Fathers intrinsically communicate with their daughters differently than their sons. For most men, they are “training” their sons for manhood. They understand all too well the trappings and struggles of navigating being a man. They have gone through countless situations and spend a great deal of their time conveying this to their sons.

Their daughters are an entirely different situation. For them, it is often nothing but love; dotting over them, protecting them and showering them with affection. This works pretty well when there is both a male and female presence in the home, because it provides the necessary balance for well-rounded parenting.

Mothers are almost always the opposite of their counterparts. They tend to pour affection over their son but sees time spent with their daughter an opportunity to “train” them for womanhood. Just like fathers, mothers invest a lot time helping their daughters understand what it is like to struggle and succeed as a woman.

A father’s love for his daughter, in conjunction with his interactions with her, have the biggest influence in what type of woman she will become. The answers rendered from the man who wrote, “Every girl is born a princess, and every father knows this the second they see them” in his book titled, The Modern Princess: A 21st Century Guide To Fairy Tale Relationships, were powerful and necessary for the well-being of every girl who yearns for the love of a father.

Here are 25 important things Jackson, my husband, said were important principles he tried to communicate to three daughters, two of which are now well into adulthood.

  1. I am a man and I will not pretend to know everything about you
  2. My past mistakes with women make me nervous about you
  3. Your body developing scares the hell out of me
  4. Girls are going to be mean at times, screw them
  5. Your brothers are not more important, just different
  6. Boys can be stupid, do not let it get to you
  7. It is okay to feel awkward
  8. There will come a time when you will not feel that close to me, but I will still be here
  9. You are going to blow it, but I have always got your back
  10. I am not your friend, I am your dad
  11. Sorry, but you will always be my little princess
  12. Avoid miserable people, that stuff is contagious
  13. It is perfectly fine to wait to explore sex
  14. ‎Your heart can easily be fooled, so use your head
  15. Bad boys do not always change
  16. If you have morals, you are going to have some lonely times
  17. Fear is a liar, so follow your dreams
  18. You are going to want to leave the nest, it will hurt but I will be okay
  19. It is important that you can see integrity in the guy you choose
  20. You are going to kiss a few frogs before you find your prince
  21. If I seem a bit hard on you, it is only because I want to see you grow
  22. Your worth has nothing to do with your body type
  23. You will know he is the one because you will hear him with your heart
  24. It is a mistake to compare a potential mate to me, whether for good or bad
  25. You are always welcome back home

Being a father is not an easy job.
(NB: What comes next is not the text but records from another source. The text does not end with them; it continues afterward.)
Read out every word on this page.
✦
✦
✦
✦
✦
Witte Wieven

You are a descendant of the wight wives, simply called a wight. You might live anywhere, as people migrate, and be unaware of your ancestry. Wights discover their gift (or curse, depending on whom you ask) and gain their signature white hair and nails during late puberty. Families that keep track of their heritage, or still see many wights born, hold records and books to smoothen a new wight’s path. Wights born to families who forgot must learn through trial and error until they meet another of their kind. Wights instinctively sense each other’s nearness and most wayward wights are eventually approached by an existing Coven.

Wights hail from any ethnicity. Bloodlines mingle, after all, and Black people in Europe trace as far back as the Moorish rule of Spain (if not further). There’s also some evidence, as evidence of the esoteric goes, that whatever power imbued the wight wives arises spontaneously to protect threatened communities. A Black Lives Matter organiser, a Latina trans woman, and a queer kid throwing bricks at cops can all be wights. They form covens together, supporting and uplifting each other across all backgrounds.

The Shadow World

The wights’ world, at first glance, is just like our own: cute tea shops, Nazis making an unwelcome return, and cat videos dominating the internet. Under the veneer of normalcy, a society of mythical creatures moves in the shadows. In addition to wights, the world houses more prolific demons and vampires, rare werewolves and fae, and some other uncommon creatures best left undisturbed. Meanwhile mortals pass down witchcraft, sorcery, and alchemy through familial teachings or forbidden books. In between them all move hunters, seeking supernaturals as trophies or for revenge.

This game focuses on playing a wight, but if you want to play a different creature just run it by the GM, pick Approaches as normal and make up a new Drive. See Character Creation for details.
Yes, there are great rewards to parenting but it definitely comes with challenges. Men love watching their son transition into manhood but many also admit that having daughters is one of their greatest joys. Raising girls in a day where the world seems so sensual can be scary, however the relationship a father has with his little girl can make a world of difference as she combats all the superficial crap society constantly throws in her face.

Fathers have a tremendous ability and responsibility to influence the lives of their daughters. The manner in which a father treats his daughter will shape how she views herself and her expectations on how a man should treat her. These truths from Jackson are just the tip of the iceberg, but are a great start for any man with the desire to give his daughter the necessary tools to become a confident, self-sufficient and disciplined woman. Remember, she may find a prince someday, but a great father will always be her king.